Department of Medical and Surgical Sciences, Alma Mater Studiorum, University of Bologna, Bologna, Italy.
Clinical Pharmacology Unit, IRCCS Azienda Ospedaliero-Universitaria di Bologna, Bologna, Italy.
J Antimicrob Chemother. 2024 Nov 4;79(11):2801-2808. doi: 10.1093/jac/dkae290.
Ceftazidime/avibactam is a key antibiotic for carbapenemase-producing Enterobacterales (CPE) Gram-negative infections, but current dosing may be suboptimal to grant activity. This study explores the population pharmacokinetics/pharmacodynamics (PK/PD) of continuous infusion (CI) ceftazidime/avibactam for maximizing treatment efficacy in critically ill patients.
A retrospective analysis of adult patients receiving CI ceftazidime/avibactam and therapeutic drug monitoring (TDM) of both compounds was performed. Population PK/PD modelling identified the most accurate method for estimating ceftazidime/avibactam clearance based on kidney function and Monte Carlo simulations investigated the relationship between various CI dosing regimens and aggressive joint PK/PD target attainment of ceftazidime/avibactam.

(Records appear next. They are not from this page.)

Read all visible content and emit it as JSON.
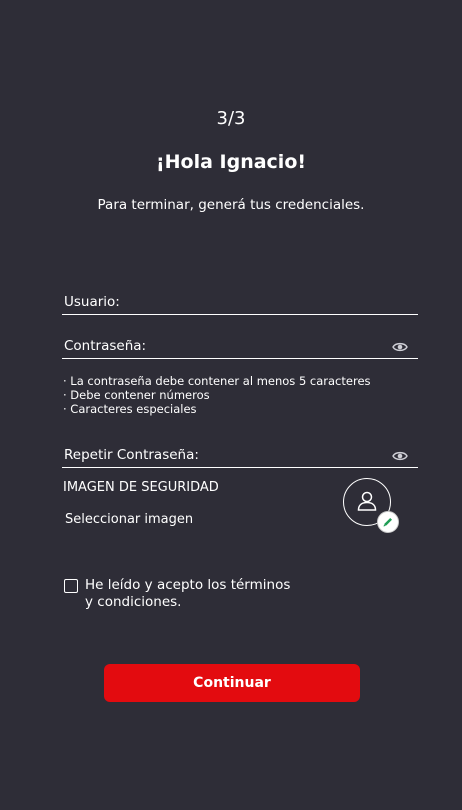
{
  "header": {
    "step": "3/3",
    "greeting": "¡Hola Ignacio!",
    "subtitle": "Para terminar, generá tus credenciales."
  },
  "form": {
    "username_label": "Usuario:",
    "password_label": "Contraseña:",
    "password_rules": [
      "· La contraseña debe contener al menos 5 caracteres",
      "· Debe contener números",
      "· Caracteres especiales"
    ],
    "repeat_password_label": "Repetir Contraseña:"
  },
  "security_image": {
    "title": "IMAGEN DE SEGURIDAD",
    "select_label": "Seleccionar imagen"
  },
  "terms": {
    "label": "He leído y acepto los términos y condiciones."
  },
  "actions": {
    "continue_label": "Continuar"
  },
  "colors": {
    "background": "#2e2d37",
    "primary_button": "#e30b0f",
    "edit_badge_icon": "#1f9d55"
  },
  "icons": {
    "password_visibility": "eye-icon",
    "repeat_password_visibility": "eye-icon",
    "avatar": "user-icon",
    "edit": "pencil-icon"
  }
}
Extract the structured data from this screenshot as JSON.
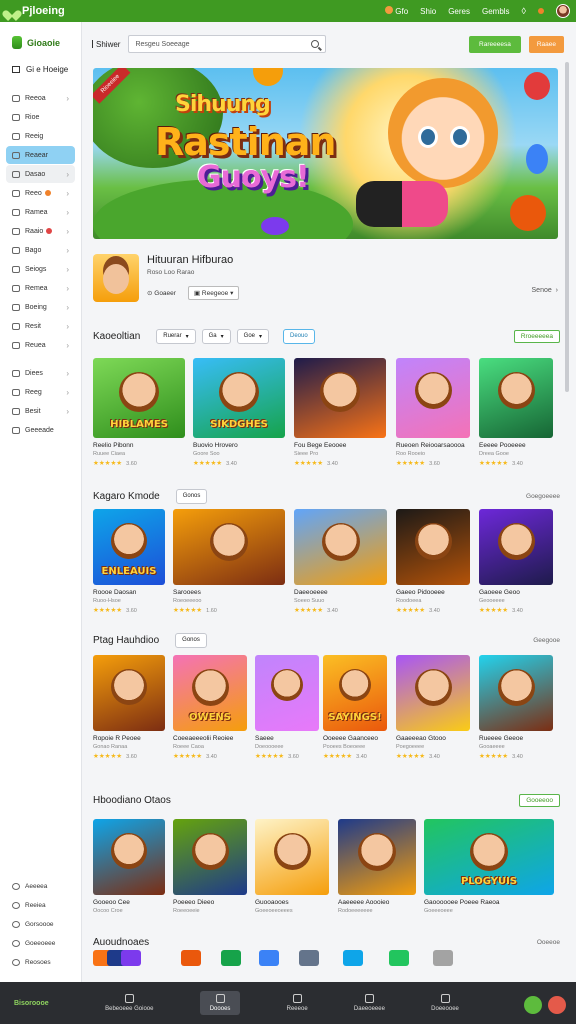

The European Kidney Function Consortium (EKFC) equation best described kidney function for ceftazidime/avibactam clearance. The findings challenge the current approach of only reducing the ceftazidime/avibactam dose based on kidney function by identifying dose adjustments in patients with augmented kidney function. Our CI ceftazidime/avibactam dosing strategies, adjusted by TDM, showed promise for achieving optimal aggressive joint PK/PD targets and potentially improving clinical/microbiological outcomes against KPC- and OXA-48-producing Enterobacterales. The risk of neurotoxicity associated with these strategies appears acceptable.
This study suggests that adjusting ceftazidime/avibactam dosing regimen based solely on eCLcr might be suboptimal for critically ill patients. Higher daily doses delivered by CI and adjusted based on TDM have the potential to improve aggressive joint PK/PD target attainment and potentially clinical/microbiological outcomes. Further investigations are warranted to confirm these findings and establish optimal TDM-guided dosing strategies for ceftazidime/avibactam in clinical practice.
头孢他啶/阿维巴坦是治疗产碳青霉烯酶肠杆菌科(CPE)革兰氏阴性感染的关键抗生素,但目前的剂量可能无法达到最佳疗效。本研究旨在探讨连续输注(CI)头孢他啶/阿维巴坦的群体药代动力学/药效学(PK/PD),以最大限度地提高危重症患者的治疗效果。
对接受 CI 头孢他啶/阿维巴坦治疗并进行两种药物治疗药物监测(TDM)的成年患者进行回顾性分析。群体 PK/PD 模型确定了基于肾功能估计头孢他啶/阿维巴坦清除率的最准确方法,蒙特卡罗模拟研究了各种 CI 给药方案与头孢他啶/阿维巴坦强化联合 PK/PD 目标达成之间的关系。
欧洲肾脏功能联合会(EKFC)方程最能描述头孢他啶/阿维巴坦清除率的肾功能。这些发现挑战了仅根据肾功能降低头孢他啶/阿维巴坦剂量的当前方法,通过确定肾功能增强患者的剂量调整,发现了一种新的方法。我们通过 TDM 调整的 CI 头孢他啶/阿维巴坦给药策略,有望实现最佳强化联合 PK/PD 目标,并可能改善对产 KPC 和 OXA-48 的肠杆菌科的临床/微生物学结果。这些策略相关的神经毒性风险似乎是可以接受的。
本研究表明,仅根据 eCLcr 调整头孢他啶/阿维巴坦剂量方案可能对危重症患者不太理想。通过 CI 给予更高的每日剂量,并根据 TDM 进行调整,有可能提高强化联合 PK/PD 目标的达成率,并可能改善临床/微生物学结果。需要进一步的研究来证实这些发现,并为临床实践中头孢他啶/阿维巴坦建立最佳 TDM 指导的给药策略。